La jeune femme blonde hocha la tête.

– Vous allez partir d'où vous êtes venue et prendre une bonne douche froide. Revenez demain dans la matinée.

– Et Henry ?

– Il passe la journée avec son grand-père à l'étable. Venez vers 10h. Cela vous va ?

La jeune femme se leva de son fauteuil. Elle leva la tête et planta ses yeux tristes dans ceux de Regina.

– Je suis désolée.

– Je sais. Vous connaissez la sortie, bonne nuit.

– Bonne nuit, Regina.

Emma repartit par où elle était rentrée et prit le chemin de l'appartement de ses parents.

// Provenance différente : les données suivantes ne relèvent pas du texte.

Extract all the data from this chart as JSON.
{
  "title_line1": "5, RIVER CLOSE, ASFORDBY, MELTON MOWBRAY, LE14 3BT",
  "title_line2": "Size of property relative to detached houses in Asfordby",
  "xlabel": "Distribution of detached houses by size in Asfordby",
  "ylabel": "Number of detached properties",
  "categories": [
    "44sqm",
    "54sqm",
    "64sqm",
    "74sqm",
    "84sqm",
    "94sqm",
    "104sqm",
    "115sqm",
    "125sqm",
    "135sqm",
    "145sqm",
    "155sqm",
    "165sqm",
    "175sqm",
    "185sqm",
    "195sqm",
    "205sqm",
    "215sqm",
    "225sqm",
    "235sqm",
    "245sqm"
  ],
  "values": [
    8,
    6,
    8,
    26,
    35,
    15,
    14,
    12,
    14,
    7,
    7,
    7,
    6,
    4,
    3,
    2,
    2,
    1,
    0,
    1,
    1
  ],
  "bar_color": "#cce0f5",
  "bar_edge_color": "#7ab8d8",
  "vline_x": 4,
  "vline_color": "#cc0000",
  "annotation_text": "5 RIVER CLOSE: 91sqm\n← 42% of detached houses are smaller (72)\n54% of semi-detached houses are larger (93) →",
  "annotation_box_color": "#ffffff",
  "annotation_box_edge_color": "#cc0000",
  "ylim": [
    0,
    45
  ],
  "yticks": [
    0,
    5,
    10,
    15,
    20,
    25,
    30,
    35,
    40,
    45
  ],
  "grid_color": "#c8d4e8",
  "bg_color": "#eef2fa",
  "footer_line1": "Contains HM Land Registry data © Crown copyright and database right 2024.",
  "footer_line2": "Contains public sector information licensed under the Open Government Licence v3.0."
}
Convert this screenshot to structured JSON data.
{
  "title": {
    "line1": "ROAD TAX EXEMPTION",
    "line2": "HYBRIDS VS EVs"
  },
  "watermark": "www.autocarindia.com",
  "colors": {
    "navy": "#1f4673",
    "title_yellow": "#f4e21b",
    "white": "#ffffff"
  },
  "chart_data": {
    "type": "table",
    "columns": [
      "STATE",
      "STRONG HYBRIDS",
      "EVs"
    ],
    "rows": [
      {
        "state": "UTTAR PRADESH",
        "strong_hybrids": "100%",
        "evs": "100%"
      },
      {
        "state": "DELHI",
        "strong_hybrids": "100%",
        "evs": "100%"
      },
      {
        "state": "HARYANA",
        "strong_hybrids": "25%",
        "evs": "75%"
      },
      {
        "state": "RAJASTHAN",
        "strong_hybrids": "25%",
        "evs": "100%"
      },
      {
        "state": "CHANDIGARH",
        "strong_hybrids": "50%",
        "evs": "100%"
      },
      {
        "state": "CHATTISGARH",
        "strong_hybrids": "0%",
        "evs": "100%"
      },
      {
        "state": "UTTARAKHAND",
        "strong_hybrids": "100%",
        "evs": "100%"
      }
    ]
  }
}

Regina se recoucha dans ses draps de soie et réfléchit à ce qu'il venait de se passer. Irrémédiablement, elle pensa à Graham, à tout ce qu'elle lui avait ordonné de faire, de lui faire. Elle l'avait transformé en un esclave sexuel, abandonné à son plaisir à elle, où elle prenait sans donner, où elle aspirait sans remplir.

Cette fois, avec Emma, ce serait différent. La ligne était mince et elle ne souhaitait pas la rompre. La Maire la voulait consentante, qu'elle donne autant qu'elle reçoive. Que du plaisir partagé et échangé, sans entrave. Emma était la personne idéale, qui l'acceptait telle qu'elle avait toujours été. Elle s'était toujours montrée vaillante à ses côtés et elle avait pris son parti à de nombreuses occasions. Elle était loyale et franche. Parfois son égale, parfois son opposée. Elle voulait conserver cette relation qui les liait l'une à l'autre… Elles devaient s'entendre, trouver un accord pour satisfaire les attentes… non ! les besoins … de l'une et de l'autre.

Regina se retourna à nouveau dans son lit. Le sommeil mettait du temps à la retrouver. Quelque chose n'allait pas. La venue soudaine d'Emma en milieu de nuit… Pourquoi était-elle venue à ce moment-là ? Était-ce pour le jeu ? Il était vrai que cela faisait plus d'une semaine qu'elles ne s'étaient plus croisées et qu'elles n'avaient plus abordé le sujet. Si c'était un autre jeu de rôle, il lui fallait rapidement mettre les choses au clair. Etablir des règles. L'inattendu, la surprise de ce style … ce n'était pas son truc. Elle repensa à la surdité sélective d'Emma, au fait qu'elle semblait réfractaire, fermée aux appels. Comme absente. Il y avait quelque chose … Elle ne sut quoi.

Regina s'endormit difficilement cette nuit-là. Et au fur et à mesure que la nuit avançait, elle la Maire finissait d'apaiser ses craintes. Le lendemain, elle avait oublié le fruit de ses pensées, impatiente d'engager un nouveau partenariat prometteur.